N.J.’s apartment market reveals impressive resiliency, Gebroe-Hammer says

The apartment market in New Jersey revealed impressive resiliency the first half of 2019, according to Gebroe-Hammer Associates.

The Livingston-based investment brokerage firm reported $820 million in multifamily sales encompassing 5,675 units year-to-date at the end of the second quarter of this year. The firm said it is outpacing its competition nationally and regionally, as it did in 2018, with the arrangement of 65 deals so far this year.

“These benchmarks indicate a Gebroe-Hammer transaction increase of approximately 6 percentage points over the same time period last year – signaling that the investor confidence index remains very high as brand new apartment-property deliveries top off this year and apartment-fundamental pressure eases,” Ken Uranowitz, president of Gebroe-Hammer, said. “In turn, these conditions will only feed rent growth and property appreciation over the next five to 10 years and beyond, based on forecasted demographic patterns.

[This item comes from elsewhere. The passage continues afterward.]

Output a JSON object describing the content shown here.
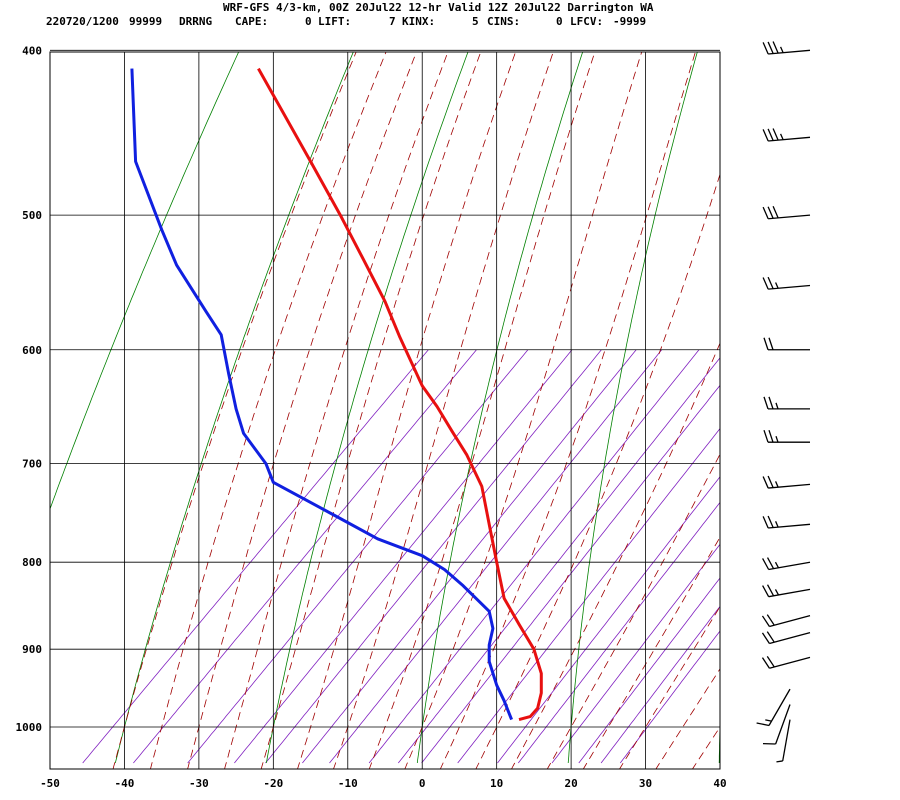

“Furthermore, affordability issues remain for the foreseeable future in the millennial population saddled with college debt and/or a lack of expendable cash for a down payment on a single-family home purchase. This leaves no other housing alternative other than apartment rentals. And, we can add into this tenant pipeline an aging Baby Boomer and empty-nester population that no longer wants the burden of shoveling snow, paying high real estate taxes, or incurring other related housing costs that are otherwise eliminated in an apartment-rental lifestyle.”

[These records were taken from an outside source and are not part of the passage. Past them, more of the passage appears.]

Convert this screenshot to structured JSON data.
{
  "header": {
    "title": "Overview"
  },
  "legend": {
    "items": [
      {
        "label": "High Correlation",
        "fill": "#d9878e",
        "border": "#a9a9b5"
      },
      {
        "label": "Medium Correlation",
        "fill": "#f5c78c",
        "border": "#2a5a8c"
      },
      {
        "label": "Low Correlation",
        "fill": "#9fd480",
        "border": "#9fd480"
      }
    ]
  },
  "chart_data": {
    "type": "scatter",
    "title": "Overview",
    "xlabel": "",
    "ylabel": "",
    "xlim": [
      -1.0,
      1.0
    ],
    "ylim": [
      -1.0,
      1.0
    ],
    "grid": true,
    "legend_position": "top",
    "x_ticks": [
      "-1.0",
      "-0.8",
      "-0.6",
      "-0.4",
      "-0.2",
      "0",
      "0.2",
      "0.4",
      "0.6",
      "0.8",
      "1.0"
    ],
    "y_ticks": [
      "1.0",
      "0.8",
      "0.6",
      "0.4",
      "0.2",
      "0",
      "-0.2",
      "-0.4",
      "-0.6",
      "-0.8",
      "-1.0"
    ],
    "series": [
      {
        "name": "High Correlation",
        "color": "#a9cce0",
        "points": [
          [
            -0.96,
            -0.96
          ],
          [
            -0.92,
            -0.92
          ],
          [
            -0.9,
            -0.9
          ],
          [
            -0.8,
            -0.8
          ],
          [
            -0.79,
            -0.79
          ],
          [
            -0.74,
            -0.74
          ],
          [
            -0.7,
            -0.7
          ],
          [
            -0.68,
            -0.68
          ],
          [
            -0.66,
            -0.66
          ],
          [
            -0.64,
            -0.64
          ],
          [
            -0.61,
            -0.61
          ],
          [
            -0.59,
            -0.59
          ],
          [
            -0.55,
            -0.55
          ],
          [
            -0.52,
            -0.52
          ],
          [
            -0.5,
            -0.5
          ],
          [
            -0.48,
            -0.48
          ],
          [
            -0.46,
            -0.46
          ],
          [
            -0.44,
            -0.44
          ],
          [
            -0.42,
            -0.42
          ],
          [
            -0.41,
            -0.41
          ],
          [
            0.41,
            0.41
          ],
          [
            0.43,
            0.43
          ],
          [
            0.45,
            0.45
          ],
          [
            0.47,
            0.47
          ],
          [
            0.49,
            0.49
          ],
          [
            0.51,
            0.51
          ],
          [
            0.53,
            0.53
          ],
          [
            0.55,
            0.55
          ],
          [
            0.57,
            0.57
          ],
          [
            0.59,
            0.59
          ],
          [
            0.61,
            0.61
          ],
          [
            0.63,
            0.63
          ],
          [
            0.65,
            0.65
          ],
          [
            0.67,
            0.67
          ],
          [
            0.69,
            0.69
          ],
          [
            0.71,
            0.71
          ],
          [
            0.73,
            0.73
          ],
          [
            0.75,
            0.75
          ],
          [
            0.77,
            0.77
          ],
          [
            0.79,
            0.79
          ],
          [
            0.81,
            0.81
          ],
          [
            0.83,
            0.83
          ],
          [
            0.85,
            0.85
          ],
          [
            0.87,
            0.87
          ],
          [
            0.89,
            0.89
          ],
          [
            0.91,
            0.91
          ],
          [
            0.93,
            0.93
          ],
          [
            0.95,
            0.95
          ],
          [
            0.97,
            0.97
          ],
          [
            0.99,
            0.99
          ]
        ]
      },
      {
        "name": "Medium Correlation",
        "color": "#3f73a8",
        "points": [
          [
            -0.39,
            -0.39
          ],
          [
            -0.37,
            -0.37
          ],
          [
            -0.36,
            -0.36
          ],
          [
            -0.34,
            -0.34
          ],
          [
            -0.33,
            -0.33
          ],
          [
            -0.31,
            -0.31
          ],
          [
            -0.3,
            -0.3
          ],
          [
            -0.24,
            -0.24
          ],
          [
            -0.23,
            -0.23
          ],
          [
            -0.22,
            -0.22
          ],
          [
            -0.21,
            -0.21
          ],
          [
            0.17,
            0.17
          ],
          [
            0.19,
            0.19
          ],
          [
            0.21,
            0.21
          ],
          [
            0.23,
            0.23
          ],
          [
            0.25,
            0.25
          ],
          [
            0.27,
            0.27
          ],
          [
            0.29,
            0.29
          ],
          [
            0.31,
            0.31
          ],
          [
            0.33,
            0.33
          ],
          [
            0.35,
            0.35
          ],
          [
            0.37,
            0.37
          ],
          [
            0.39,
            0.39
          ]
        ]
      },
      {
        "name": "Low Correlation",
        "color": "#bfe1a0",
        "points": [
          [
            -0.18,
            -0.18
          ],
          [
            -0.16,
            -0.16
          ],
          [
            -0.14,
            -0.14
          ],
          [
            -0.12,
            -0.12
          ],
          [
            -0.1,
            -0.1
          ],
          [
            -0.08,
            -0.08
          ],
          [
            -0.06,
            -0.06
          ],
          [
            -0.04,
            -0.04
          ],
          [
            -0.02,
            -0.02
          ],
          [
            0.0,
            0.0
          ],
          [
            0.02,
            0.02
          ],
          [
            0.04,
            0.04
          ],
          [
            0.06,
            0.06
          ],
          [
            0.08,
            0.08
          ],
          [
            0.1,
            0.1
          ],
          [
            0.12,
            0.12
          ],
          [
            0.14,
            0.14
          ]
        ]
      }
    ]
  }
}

According to Reis, the delivery of new construction product is expected to decrease in 2020 and 2021, while at the same time apartment occupancy and rent growth will increase.

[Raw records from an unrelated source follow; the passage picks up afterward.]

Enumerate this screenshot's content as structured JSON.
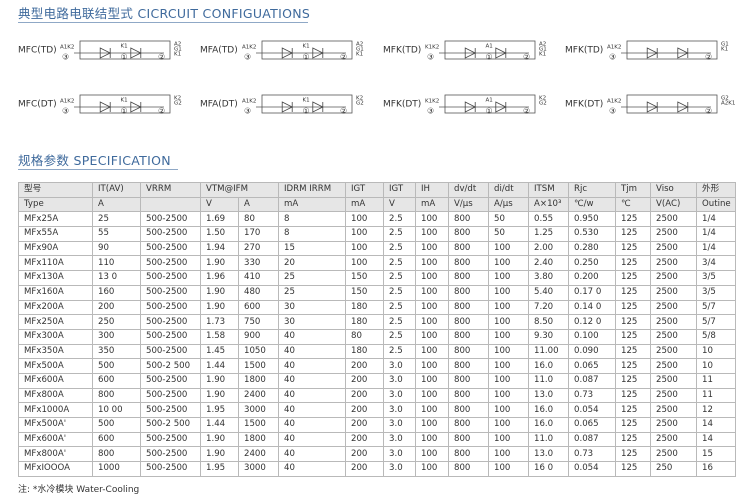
{
  "header": {
    "circuit_title": "典型电路电联结型式 CICRCUIT CONFIGUATIONS",
    "spec_title": "规格参数 SPECIFICATION"
  },
  "circuits": [
    {
      "label": "MFC(TD)",
      "left": "A1K2",
      "mid": "K1",
      "right": [
        "A2",
        "G1",
        "K1"
      ],
      "nums": [
        "③",
        "①",
        "②"
      ]
    },
    {
      "label": "MFA(TD)",
      "left": "A1K2",
      "mid": "K1",
      "right": [
        "A2",
        "G1",
        "K1"
      ],
      "nums": [
        "③",
        "①",
        "②"
      ]
    },
    {
      "label": "MFK(TD)",
      "left": "K1K2",
      "mid": "A1",
      "right": [
        "A2",
        "G1",
        "K1"
      ],
      "nums": [
        "③",
        "①",
        "②"
      ]
    },
    {
      "label": "MFK(TD)",
      "left": "A1K2",
      "right": [
        "G1",
        "K1"
      ],
      "nums": [
        "③",
        "②"
      ]
    },
    {
      "label": "MFC(DT)",
      "left": "A1K2",
      "mid": "K1",
      "right": [
        "K2",
        "G2"
      ],
      "nums": [
        "③",
        "①",
        "②"
      ]
    },
    {
      "label": "MFA(DT)",
      "left": "A1K2",
      "mid": "K1",
      "right": [
        "K2",
        "G2"
      ],
      "nums": [
        "③",
        "①",
        "②"
      ]
    },
    {
      "label": "MFK(DT)",
      "left": "K1K2",
      "mid": "A1",
      "right": [
        "K2",
        "G2"
      ],
      "nums": [
        "③",
        "①",
        "②"
      ]
    },
    {
      "label": "MFK(DT)",
      "left": "A1K2",
      "right": [
        "G2",
        "A2K1"
      ],
      "nums": [
        "③",
        "②"
      ]
    }
  ],
  "table": {
    "header_top": [
      "型号",
      "IT(AV)",
      "VRRM",
      "VTM@IFM",
      "IDRM IRRM",
      "IGT",
      "IGT",
      "IH",
      "dv/dt",
      "di/dt",
      "ITSM",
      "Rjc",
      "Tjm",
      "Viso",
      "外形"
    ],
    "header_units": [
      "Type",
      "A",
      null,
      "V",
      "A",
      "mA",
      "mA",
      "V",
      "mA",
      "V/μs",
      "A/μs",
      "A×10³",
      "℃/w",
      "℃",
      "V(AC)",
      "Outine"
    ],
    "rows": [
      [
        "MFx25A",
        "25",
        "500-2500",
        "1.69",
        "80",
        "8",
        "100",
        "2.5",
        "100",
        "800",
        "50",
        "0.55",
        "0.950",
        "125",
        "2500",
        "1/4"
      ],
      [
        "MFx55A",
        "55",
        "500-2500",
        "1.50",
        "170",
        "8",
        "100",
        "2.5",
        "100",
        "800",
        "50",
        "1.25",
        "0.530",
        "125",
        "2500",
        "1/4"
      ],
      [
        "MFx90A",
        "90",
        "500-2500",
        "1.94",
        "270",
        "15",
        "100",
        "2.5",
        "100",
        "800",
        "100",
        "2.00",
        "0.280",
        "125",
        "2500",
        "1/4"
      ],
      [
        "MFx110A",
        "110",
        "500-2500",
        "1.90",
        "330",
        "20",
        "100",
        "2.5",
        "100",
        "800",
        "100",
        "2.40",
        "0.250",
        "125",
        "2500",
        "3/4"
      ],
      [
        "MFx130A",
        "13 0",
        "500-2500",
        "1.96",
        "410",
        "25",
        "150",
        "2.5",
        "100",
        "800",
        "100",
        "3.80",
        "0.200",
        "125",
        "2500",
        "3/5"
      ],
      [
        "MFx160A",
        "160",
        "500-2500",
        "1.90",
        "480",
        "25",
        "150",
        "2.5",
        "100",
        "800",
        "100",
        "5.40",
        "0.17 0",
        "125",
        "2500",
        "3/5"
      ],
      [
        "MFx200A",
        "200",
        "500-2500",
        "1.90",
        "600",
        "30",
        "180",
        "2.5",
        "100",
        "800",
        "100",
        "7.20",
        "0.14 0",
        "125",
        "2500",
        "5/7"
      ],
      [
        "MFx250A",
        "250",
        "500-2500",
        "1.73",
        "750",
        "30",
        "180",
        "2.5",
        "100",
        "800",
        "100",
        "8.50",
        "0.12 0",
        "125",
        "2500",
        "5/7"
      ],
      [
        "MFx300A",
        "300",
        "500-2500",
        "1.58",
        "900",
        "40",
        "80",
        "2.5",
        "100",
        "800",
        "100",
        "9.30",
        "0.100",
        "125",
        "2500",
        "5/8"
      ],
      [
        "MFx350A",
        "350",
        "500-2500",
        "1.45",
        "1050",
        "40",
        "180",
        "2.5",
        "100",
        "800",
        "100",
        "11.00",
        "0.090",
        "125",
        "2500",
        "10"
      ],
      [
        "MFx500A",
        "500",
        "500-2 500",
        "1.44",
        "1500",
        "40",
        "200",
        "3.0",
        "100",
        "800",
        "100",
        "16.0",
        "0.065",
        "125",
        "2500",
        "10"
      ],
      [
        "MFx600A",
        "600",
        "500-2500",
        "1.90",
        "1800",
        "40",
        "200",
        "3.0",
        "100",
        "800",
        "100",
        "11.0",
        "0.087",
        "125",
        "2500",
        "11"
      ],
      [
        "MFx800A",
        "800",
        "500-2500",
        "1.90",
        "2400",
        "40",
        "200",
        "3.0",
        "100",
        "800",
        "100",
        "13.0",
        "0.73",
        "125",
        "2500",
        "11"
      ],
      [
        "MFx1000A",
        "10 00",
        "500-2500",
        "1.95",
        "3000",
        "40",
        "200",
        "3.0",
        "100",
        "800",
        "100",
        "16.0",
        "0.054",
        "125",
        "2500",
        "12"
      ],
      [
        "MFx500A'",
        "500",
        "500-2 500",
        "1.44",
        "1500",
        "40",
        "200",
        "3.0",
        "100",
        "800",
        "100",
        "16.0",
        "0.065",
        "125",
        "2500",
        "14"
      ],
      [
        "MFx600A'",
        "600",
        "500-2500",
        "1.90",
        "1800",
        "40",
        "200",
        "3.0",
        "100",
        "800",
        "100",
        "11.0",
        "0.087",
        "125",
        "2500",
        "14"
      ],
      [
        "MFx800A'",
        "800",
        "500-2500",
        "1.90",
        "2400",
        "40",
        "200",
        "3.0",
        "100",
        "800",
        "100",
        "13.0",
        "0.73",
        "125",
        "2500",
        "15"
      ],
      [
        "MFxIOOOA",
        "1000",
        "500-2500",
        "1.95",
        "3000",
        "40",
        "200",
        "3.0",
        "100",
        "800",
        "100",
        "16 0",
        "0.054",
        "125",
        "250",
        "16"
      ]
    ]
  },
  "footnote": "注: *水冷模块 Water-Cooling"
}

“Historically, whenever new-product deliveries slow down tenant demand trends up and vacancies drop,” Uranowitz said.

Uranowitz said there is healthy demand in the Class A luxury to value-add property space.

“Investors are targeting the full spectrum of apartment buildings, regardless of vintage, tenant demographic or locale, from transit-rich cities to commuter-friendly suburban-bedroom communities,” he said. “With the recent passing of onerous rent control legislation in New York, we expect to see an onslaught of investor demand in New Jersey shifting from across the Hudson River to out-commuter-dense submarkets. In turn, this will create an even wider delta where there is an already constrained demand/supply imbalance, which will intensify pricing pressure and deepen cap-rate compression. The anticipated lowering of interest rates by the Fed this year just adds more fuel to this fire.”

Gebroe-Hammer highlighted several of its sales in Q1 and Q2, including the $75 million, 487-unit, North Jersey Metro portfolio sale in Hudon and Bergen counties and the $58.5 million sale of New Providence Gardens, a 232-unit apartment community in XXX. The firm also closed on more than $78 million in urban-core sales in Bayonne, East Orange/Orange, Elizabeth, Irvington, Jersey City, Newark, Plainfield and Union City.